A construction site is more desirable than the slum streets. The New Life Center is now housing the original 15 children, both boys and girls, who survived torture, disfigurement, abandonment and some are orphans as well. The additional children are girls, some orphans of AIDS families, and from other equally sad situations.

Thanks to the Wisconsin Rural Leadership Program alumni and the Viroqua Area Rotary Club, I took enough money to purchase school supplies for approximately 150 children. The balance of the 150 children will receive supplies from other sources. The fishpond for which our Rotary Club donated money last visit is still unfinished due to lack of funds. The money is being combined with other donations to complete this important food source. The Flame of Hope Foundation, Inc. is an off shoot of my trip to Thailand with WRLP in January 1999 and is presently working to alleviate the suffering of these children.

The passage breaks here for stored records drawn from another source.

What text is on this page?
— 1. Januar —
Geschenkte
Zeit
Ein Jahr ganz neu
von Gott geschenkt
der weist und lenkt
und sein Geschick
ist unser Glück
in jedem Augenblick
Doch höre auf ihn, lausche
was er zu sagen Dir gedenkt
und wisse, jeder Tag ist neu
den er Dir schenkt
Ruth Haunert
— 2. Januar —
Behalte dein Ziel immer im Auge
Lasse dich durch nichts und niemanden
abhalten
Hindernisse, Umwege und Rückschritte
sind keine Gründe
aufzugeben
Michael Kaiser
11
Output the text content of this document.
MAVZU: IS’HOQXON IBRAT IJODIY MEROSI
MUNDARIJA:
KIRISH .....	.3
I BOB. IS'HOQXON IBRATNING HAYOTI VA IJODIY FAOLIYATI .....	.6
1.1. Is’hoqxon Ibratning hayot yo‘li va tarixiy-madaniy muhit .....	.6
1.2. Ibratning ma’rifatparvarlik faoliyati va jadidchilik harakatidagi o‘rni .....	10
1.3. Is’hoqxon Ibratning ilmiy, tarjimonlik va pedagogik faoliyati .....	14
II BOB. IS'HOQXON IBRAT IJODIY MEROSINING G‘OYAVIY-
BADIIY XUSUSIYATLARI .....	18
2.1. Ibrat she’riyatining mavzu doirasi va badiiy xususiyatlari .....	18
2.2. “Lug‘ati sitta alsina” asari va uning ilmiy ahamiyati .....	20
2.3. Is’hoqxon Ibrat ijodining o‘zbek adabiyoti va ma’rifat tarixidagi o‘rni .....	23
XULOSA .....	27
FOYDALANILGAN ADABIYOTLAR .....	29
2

There are so many needs, too few resources. Each child's face is a perfect story of love and trust. Life may not be ideal in an orphanage but it is salvation for these little souls who had nobody and nothing to rely on in their previous lives. The slums are not a place for wee souls to survive alone. I return energized and ready to face the future working for Kru Prateep and my "little babies". We have so much; they have so little. Think of our good fortune, our precious families and say a prayer for a better life for these little people. It is with your help and resources that we have the ability to provide some assistance. As I have said repeatedly, I cannot save the world but I can make some children's lives a little better - all with your help.

Update
In March, 2000 there was a fire in Klong Toey (Bangkok) and forty three families were burned out of their homes. One of the kindergartens that DPF runs was destroyed. Through the Flame of Hope Foundation, we raised thousands of dollars to provide the school supplies and materials necessary to reopen the school.